Bilan positif également en matière de consommation d’eau et d’émissions de gaz à effet de serre. Les chiffres deviennent fulgurants à ce sujet: là où il faut au minimum 13’500 litres d’eau pour produire un kilo de viande bovine (le nombre tenant compte de l’eau utilisée pour produire la nourriture de l’animal ainsi que sa propre consommation), seuls quelques-uns (entre un et huit, selon les sources) offriront un bifteck d’insecte de même poids.
Le «mais» que l’on évite de dire
Chanter la gloire des insectes, oui, sans oublier pour autant qu’ils présentent de réels risques pour l’homme. Tout d’abord et comme pour n’importe quelle denrée alimentaire, il y a des risques sanitaires qui se doivent d’être connus, qu’il est indispensable de savoir contrôler par une mise en place de règles strictes. Les principaux dangers de l’élevage d’insectes et de vers sont phyisques (c’est-à-dire que certaines parties des petites bêtes pourraient être mal digérées voire «cassées», comme le dard ou la rostre), chimiques bien sûr, par les pesticides ou polluants organiques qui pourraient contaminer la culture ou encore aux conditions d’élevage et de production (empaquetage, période de vie de l’aliment). Les adeptes entomophages devront également donner une attention particulière aux allergènes communs de l’ensemble des espèces arthropodes tels que mollusques, crustacés ou acariens.

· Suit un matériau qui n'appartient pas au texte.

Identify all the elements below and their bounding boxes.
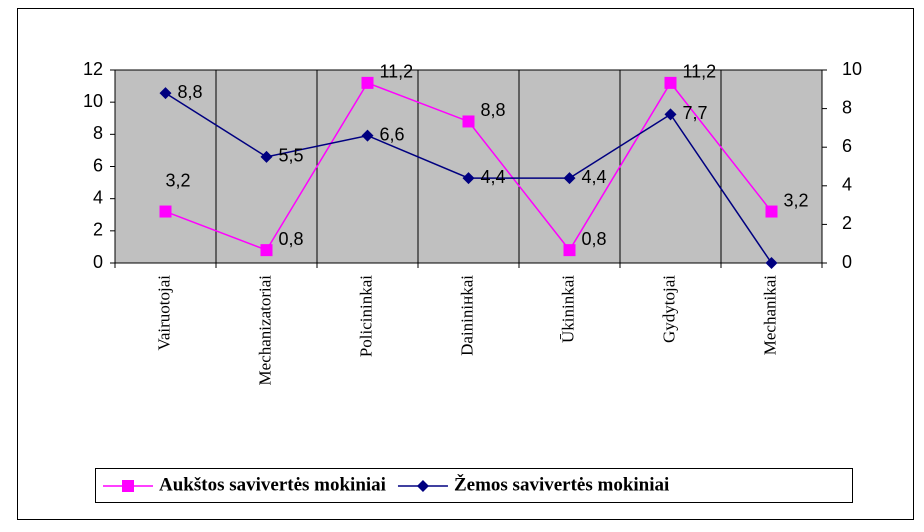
data-point	[260, 244, 273, 257]
data-point	[462, 172, 475, 185]
data-point	[563, 172, 576, 185]
y-tick-label: 10	[83, 91, 103, 111]
data-label: 5,5	[279, 146, 304, 166]
y2-tick-label: 6	[842, 136, 852, 156]
y2-tick-label: 2	[842, 213, 852, 233]
data-label: 3,2	[166, 170, 191, 190]
data-point	[462, 115, 475, 128]
data-point	[765, 205, 778, 218]
y-tick-label: 0	[93, 252, 103, 272]
y-tick-label: 8	[93, 123, 103, 143]
data-point	[361, 76, 374, 89]
data-label: 3,2	[784, 190, 809, 210]
data-label: 4,4	[481, 167, 506, 187]
data-label: 8,8	[481, 100, 506, 120]
y2-tick-label: 10	[842, 59, 862, 79]
x-tick-label: Vairuotojai	[154, 275, 173, 351]
data-label: 4,4	[582, 167, 607, 187]
x-tick-label: Mechanikai	[760, 275, 779, 356]
data-label: 11,2	[683, 62, 717, 82]
legend-label: Žemos savivertės mokiniai	[454, 473, 669, 495]
plot-area	[114, 69, 823, 264]
data-label: 0,8	[279, 229, 304, 249]
y-tick-label: 4	[93, 187, 103, 207]
y2-tick-label: 4	[842, 175, 852, 195]
y2-tick-label: 0	[842, 252, 852, 272]
y-tick-label: 6	[93, 155, 103, 175]
x-tick-label: Daininінkai	[457, 275, 476, 356]
data-point	[361, 129, 374, 142]
data-point	[563, 244, 576, 257]
legend-marker	[122, 480, 134, 492]
x-tick-label: Gydytojai	[659, 275, 678, 343]
x-tick-label: Ūkininkai	[558, 275, 577, 343]
data-point	[260, 150, 273, 163]
data-label: 0,8	[582, 229, 607, 249]
legend-label: Aukštos savivertės mokiniai	[159, 474, 386, 495]
data-label: 8,8	[178, 82, 203, 102]
legend	[95, 468, 853, 503]
data-point	[664, 108, 677, 121]
data-label: 6,6	[380, 124, 405, 144]
legend-marker	[416, 480, 429, 492]
y2-tick-label: 8	[842, 97, 852, 117]
y-tick-label: 2	[93, 220, 103, 240]
y-tick-label: 12	[83, 59, 103, 79]
data-point	[765, 257, 778, 269]
data-point	[159, 87, 172, 100]
x-tick-label: Policininkai	[356, 275, 375, 357]
x-tick-label: Mechanizatoriai	[255, 275, 274, 386]
data-point	[159, 205, 172, 218]
data-label: 7,7	[683, 103, 708, 123]
data-point	[664, 76, 677, 89]
data-label: 11,2	[380, 62, 414, 82]
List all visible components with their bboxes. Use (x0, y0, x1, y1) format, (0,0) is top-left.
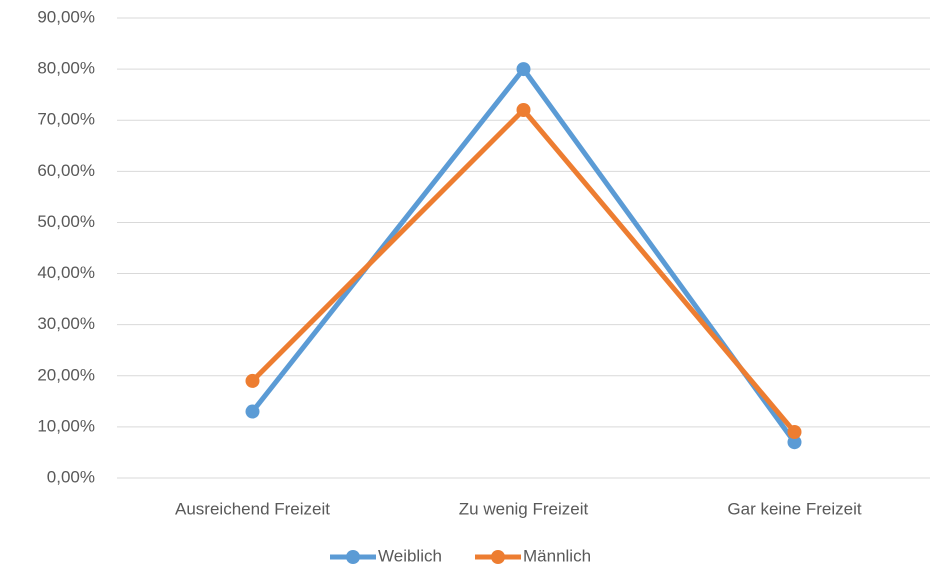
y-tick-label: 80,00% (37, 59, 95, 78)
y-tick-label: 10,00% (37, 416, 95, 435)
y-tick-label: 70,00% (37, 110, 95, 129)
y-tick-label: 60,00% (37, 161, 95, 180)
y-tick-label: 40,00% (37, 263, 95, 282)
data-point (245, 404, 260, 419)
data-point (787, 425, 802, 439)
series-line (250, 107, 797, 434)
data-point (787, 435, 802, 450)
legend-label: Männlich (523, 546, 591, 565)
x-tick-label: Zu wenig Freizeit (459, 499, 589, 518)
x-tick-label: Ausreichend Freizeit (175, 499, 330, 518)
data-point (245, 373, 260, 388)
series-line (250, 66, 797, 444)
data-point (516, 62, 531, 77)
y-tick-label: 20,00% (37, 365, 95, 384)
legend-marker (491, 550, 505, 564)
y-tick-label: 0,00% (47, 467, 95, 486)
y-tick-label: 30,00% (37, 314, 95, 333)
data-point (516, 103, 531, 117)
y-tick-label: 90,00% (37, 7, 95, 26)
y-tick-label: 50,00% (37, 212, 95, 231)
legend-marker (346, 550, 360, 564)
legend-label: Weiblich (378, 546, 442, 565)
x-tick-label: Gar keine Freizeit (727, 499, 861, 518)
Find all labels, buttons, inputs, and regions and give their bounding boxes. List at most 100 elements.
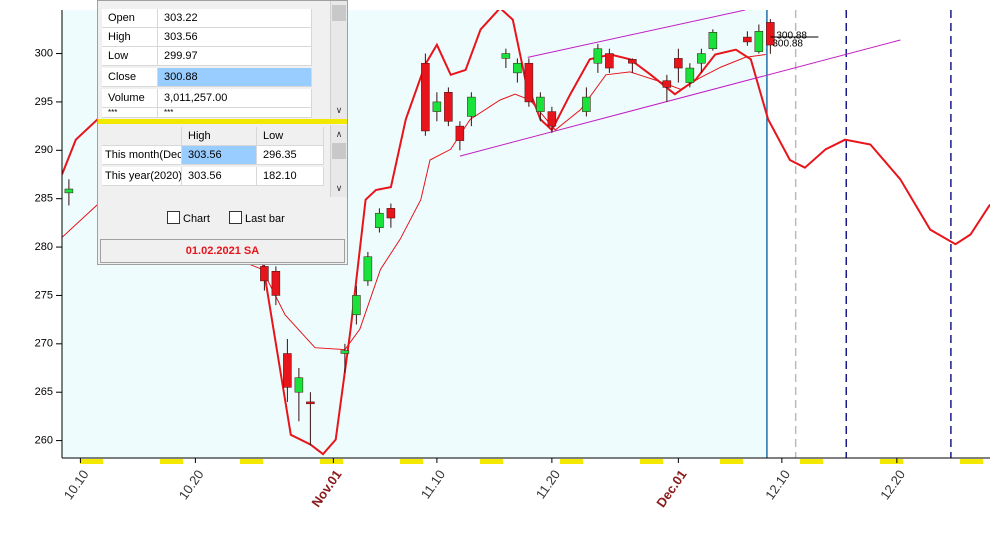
y-tick-label: 295 <box>35 96 53 108</box>
candle-body <box>685 67 695 83</box>
row-value: 182.10 <box>257 167 324 186</box>
x-tick-label: 10.20 <box>176 467 207 502</box>
axis-marker <box>240 459 263 464</box>
candle-body <box>501 53 511 59</box>
row-value: 296.35 <box>257 146 324 165</box>
scroll-up[interactable]: ∧ <box>335 129 343 139</box>
y-tick-label: 290 <box>35 144 53 156</box>
info-panel: Open 303.22 High 303.56 Low 299.97 Close… <box>97 0 348 265</box>
quote-label: High <box>102 28 158 47</box>
axis-marker <box>720 459 743 464</box>
candle-body <box>294 377 304 393</box>
scroll-thumb[interactable] <box>332 143 346 159</box>
y-tick-label: 300 <box>35 47 53 59</box>
row-value: 303.56 <box>182 167 257 186</box>
scrollbar[interactable]: ∨ <box>330 1 347 119</box>
header-cell <box>102 127 182 146</box>
scrollbar[interactable]: ∧ ∨ <box>330 125 347 197</box>
quote-value: 303.56 <box>158 28 312 47</box>
candle-body <box>386 208 396 219</box>
y-tick-label: 270 <box>35 338 53 350</box>
indicator-line <box>527 10 746 58</box>
candle-body <box>628 59 637 64</box>
y-tick-label: 265 <box>35 386 53 398</box>
x-tick-label: Dec.01 <box>653 467 689 510</box>
candle-body <box>455 125 465 141</box>
candle-body <box>64 188 74 194</box>
candle-body <box>582 96 591 112</box>
quote-value: 299.97 <box>158 47 312 66</box>
candle-body <box>421 62 430 132</box>
indicator-line <box>62 10 990 456</box>
quote-value: *** <box>158 108 312 118</box>
y-tick-label: 275 <box>35 289 53 301</box>
footer: 01.02.2021 SA <box>100 239 345 263</box>
indicator-line <box>62 54 766 351</box>
quote-value: 303.22 <box>158 9 312 28</box>
header-cell: High <box>182 127 257 146</box>
price-label: 300.88 <box>776 31 807 42</box>
candle-body <box>674 58 683 69</box>
axis-marker <box>800 459 823 464</box>
y-tick-label: 260 <box>35 434 53 446</box>
checkbox-label: Last bar <box>245 213 285 225</box>
axis-marker <box>80 459 103 464</box>
axis-marker <box>400 459 423 464</box>
candle-body <box>708 32 718 49</box>
x-tick-label: 10.10 <box>61 467 92 502</box>
candle-body <box>352 295 361 316</box>
candle-body <box>363 256 373 282</box>
candle-body <box>306 401 315 405</box>
y-tick-label: 280 <box>35 241 53 253</box>
row-label: This month(Dec) <box>102 146 182 165</box>
scroll-down[interactable]: ∨ <box>335 183 343 193</box>
candle-body <box>467 96 476 117</box>
row-value: 303.56 <box>182 146 257 165</box>
x-tick-label: 12.20 <box>877 467 908 502</box>
candle-body <box>524 62 534 103</box>
checkbox-chart[interactable]: Chart <box>167 211 210 225</box>
plot-area <box>62 10 990 458</box>
scroll-thumb[interactable] <box>332 5 346 21</box>
candle-body <box>260 266 269 282</box>
candle-body <box>283 353 292 388</box>
checkbox-label: Chart <box>183 213 210 225</box>
candle-body <box>444 91 453 122</box>
candle-body <box>513 62 522 74</box>
candle-body <box>743 36 752 43</box>
axis-marker <box>320 459 343 464</box>
y-tick-label: 285 <box>35 193 53 205</box>
x-tick-label: 11.10 <box>418 467 448 501</box>
quote-value: 300.88 <box>158 68 312 87</box>
checkbox[interactable] <box>229 211 242 224</box>
candle-body <box>536 96 545 112</box>
checkbox[interactable] <box>167 211 180 224</box>
candle-body <box>766 22 775 46</box>
candle-body <box>340 350 350 354</box>
candle-body <box>697 53 706 64</box>
quote-label: Open <box>102 9 158 28</box>
candle-body <box>432 101 442 112</box>
candle-body <box>375 212 384 228</box>
candle-body <box>605 53 614 69</box>
axis-marker <box>880 459 903 464</box>
quote-value: 3,011,257.00 <box>158 89 312 108</box>
quote-label: Low <box>102 47 158 66</box>
header-cell: Low <box>257 127 324 146</box>
indicator-line <box>459 39 901 157</box>
candle-body <box>593 48 603 64</box>
checkbox-last-bar[interactable]: Last bar <box>229 211 285 225</box>
candle-body <box>754 31 764 52</box>
x-tick-label: 12.10 <box>762 467 793 502</box>
row-label: This year(2020) <box>102 167 182 186</box>
scroll-down[interactable]: ∨ <box>335 105 343 115</box>
quote-label: *** <box>102 108 158 118</box>
axis-marker <box>160 459 183 464</box>
quote-label: Close <box>102 68 158 87</box>
price-label: 300.88 <box>772 39 803 50</box>
quote-label: Volume <box>102 89 158 108</box>
x-tick-label: 11.20 <box>533 467 563 501</box>
candle-body <box>547 111 557 127</box>
candle-body <box>271 271 281 296</box>
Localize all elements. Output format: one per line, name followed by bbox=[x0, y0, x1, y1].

Dans le climat d’urgence régnant depuis des décennies à propos de l’environnement, quantité d’initiatives ont été possibles. L’entomophagie est l’une d’entre elles, et la question mérite d’être traitée avec soin, le plus loin possible des conventions, redoutables barrières au changement. Peut-être la Suisse aura été pour cette fois le précurseur d’un nouveau régime, et il est certain que le petit pays aura posé la question nécessaire d’une possible ouverture d’esprit… et d’estomac.